Hugh alzó la cabeza.

—¡No quiero tu maldita lástima! ¡Libérame! —repitió. Su tono era áspero, cargado de urgencia. Sus manos asieron nuevamente las de ella—. ¡No sabes lo que me has hecho! ¡Ponle fin... ahora!

Iridal lo miró largamente, incapaz de hablar.

—No puedo, Hugh —musitó por último—. No fui yo.

—¡Sí! —Exclamó él con violencia—. ¡Te vi allí! Cuando desperté...

Pero ella movió la cabeza, insistiendo en su negativa.

—Un hechizo así está muy lejos de mi alcance, lo cual agradezco a los antepasados. Debes saberlo —añadió, contemplando los ojos desesperados y suplicantes de Hugh—. Sí, tienes que saberlo. Fue Alfred.
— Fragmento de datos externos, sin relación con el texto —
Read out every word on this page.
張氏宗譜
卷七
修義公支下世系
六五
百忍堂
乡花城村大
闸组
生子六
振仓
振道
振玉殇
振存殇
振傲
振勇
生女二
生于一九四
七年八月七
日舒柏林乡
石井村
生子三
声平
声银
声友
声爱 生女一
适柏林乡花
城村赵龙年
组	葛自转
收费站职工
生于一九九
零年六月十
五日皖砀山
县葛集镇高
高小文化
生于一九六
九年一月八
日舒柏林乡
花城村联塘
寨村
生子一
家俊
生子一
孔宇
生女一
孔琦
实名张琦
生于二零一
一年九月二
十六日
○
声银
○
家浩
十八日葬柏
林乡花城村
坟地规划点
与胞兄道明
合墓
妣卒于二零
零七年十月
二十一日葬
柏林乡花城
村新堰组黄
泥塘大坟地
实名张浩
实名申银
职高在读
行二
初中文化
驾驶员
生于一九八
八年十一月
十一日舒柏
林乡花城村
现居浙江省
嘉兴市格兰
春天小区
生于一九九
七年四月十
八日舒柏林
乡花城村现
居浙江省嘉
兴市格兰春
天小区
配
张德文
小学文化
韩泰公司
—¡Alfred! —Hugh repitió el nombre con un jadeo—. ¿Dónde está? ¿Ha venido contigo...?

Vio la respuesta en los ojos de la mujer y echó la cabeza hacia atrás como si la agonía le resultara insoportable. Dos gruesas lágrimas escaparon de sus párpados entrecerrados y rodaron por sus mejillas hasta la barba rala y enmarañada. Exhaló un suspiro hondo y estremecido y, de pronto, se volvió loco y empezó a soltar terribles gritos de rabia, a arrancarse el pelo a tirones y a arañarse el rostro con las uñas. Luego, tan de improviso como había empezado, se dejó caer al suelo boca abajo y se quedó quieto, inmóvil como un muerto.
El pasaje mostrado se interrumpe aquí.